Der erneute Ruf der Gräfin riss sie aus ihren Gedanken. Schnell zog sie den gegerbten roten Rock über, der ihr am Abend zuvor herausgelegt worden war, und bedeckte ihre Haare mit einer weißen Haube. Als sie die Treppe hinuntersauste, hörte sie die klirrende Stimme der Gräfin bereits mahnend aus dem Esszimmer.
»Eine Dame fällt nicht in einen Raum ein wie eine Horde Barbaren!«
Jasmin befahl sich, erst die Fußsohle, dann ihre Zehen auf den Boden zu stellen, um jegliches Geräusch zu vermeiden. Nachdem sie von ihrem ansehnlichen Schritt überzeugt war, betrat sie den Raum. Die Bediensteten hatten bereits das Frühstück serviert.
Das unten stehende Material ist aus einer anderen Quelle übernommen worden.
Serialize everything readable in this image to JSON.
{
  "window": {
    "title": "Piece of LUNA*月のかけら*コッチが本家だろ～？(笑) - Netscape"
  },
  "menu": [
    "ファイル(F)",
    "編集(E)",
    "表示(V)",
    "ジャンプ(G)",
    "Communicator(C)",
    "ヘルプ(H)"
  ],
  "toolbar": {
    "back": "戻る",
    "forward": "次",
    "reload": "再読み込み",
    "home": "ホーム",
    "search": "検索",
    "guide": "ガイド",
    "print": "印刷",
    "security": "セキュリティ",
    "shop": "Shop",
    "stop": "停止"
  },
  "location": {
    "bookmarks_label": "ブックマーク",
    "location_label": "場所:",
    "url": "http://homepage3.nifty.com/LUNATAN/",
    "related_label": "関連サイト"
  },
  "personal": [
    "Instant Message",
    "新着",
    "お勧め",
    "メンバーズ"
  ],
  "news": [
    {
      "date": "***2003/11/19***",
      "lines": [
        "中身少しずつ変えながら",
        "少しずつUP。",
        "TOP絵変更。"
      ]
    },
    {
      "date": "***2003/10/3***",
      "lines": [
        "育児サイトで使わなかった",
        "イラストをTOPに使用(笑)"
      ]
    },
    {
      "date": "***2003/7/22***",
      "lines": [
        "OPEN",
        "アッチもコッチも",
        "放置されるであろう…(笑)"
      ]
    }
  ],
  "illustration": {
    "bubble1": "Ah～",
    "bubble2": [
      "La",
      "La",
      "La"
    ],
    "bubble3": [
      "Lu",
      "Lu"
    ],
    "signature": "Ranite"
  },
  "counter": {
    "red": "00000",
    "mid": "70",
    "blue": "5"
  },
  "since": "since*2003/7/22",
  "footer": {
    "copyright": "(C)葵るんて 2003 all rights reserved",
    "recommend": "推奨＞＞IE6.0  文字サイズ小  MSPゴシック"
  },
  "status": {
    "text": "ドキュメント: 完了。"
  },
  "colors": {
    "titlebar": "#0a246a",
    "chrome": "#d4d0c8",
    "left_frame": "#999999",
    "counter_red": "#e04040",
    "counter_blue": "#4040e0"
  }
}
Es roch nach frischem Brot und dem bitteren schwarzen Tee, den die Gräfin so gerne trank.
Ihr Blick war prüfend, trotzdem hatte ihre Stimme einen warmen Klang. »Wenn du in wenigen Tagen Hauptmann Adrian Richmond in Ipswich begegnest, wird er noch denken, du seist von einem Berglöwen erzogen worden«, fuhr die Gräfin fort, während Jasmin so grazil wie möglich Platz nahm und ihren Rock glattstrich. »Ich habe deiner armen Mutter am Sterbebett versichert, dich so gut wie möglich zu verheiraten, und der Allmächtige weiß, dass ich das zu tun gedenke, also konzentriere dich auf die Dinge, die ich dir beigebracht habe, Kind.«
Das Mädchen nickte verlegen. »Jawohl, gnädige Frau.«
Die Sonne warf ihr gleißendes Licht durch die großen Fenster des Speiseraumes und wärmte Jasmins Rücken. Deren Blick fiel auf das Bücherregal. Seit sie denken konnte, hatte sie mit Gräfin Helen die dicken Wälzer durchgearbeitet. Die Dame hatte sehr viel Wert auf die musische Ausbildung und auf Sprachen gelegt, was wohl ebenfalls der Wunsch ihrer Mutter gewesen war. So beherrschte sie zwar die französische Sprache genauso wie die englische, sah sich jedoch nicht imstande, ihre Fähigkeiten anzuwenden. Das nächste Dorf war mehrere Meilen entfernt, und die zwei alten Bediensteten, die dem Tode näher schienen als dem Leben, waren zwar immer gut zu ihr, beherrschten jedoch weder die französische Sprache noch hatte Jasmin Interesse daran, mit ihnen über das zu reden, was sie wirklich bewegte. Nur einmal war sie versucht gewesen, über ihren sich verändernden Körper und die immer intensiver werdenden Gefühle und Empfindungen zu sprechen.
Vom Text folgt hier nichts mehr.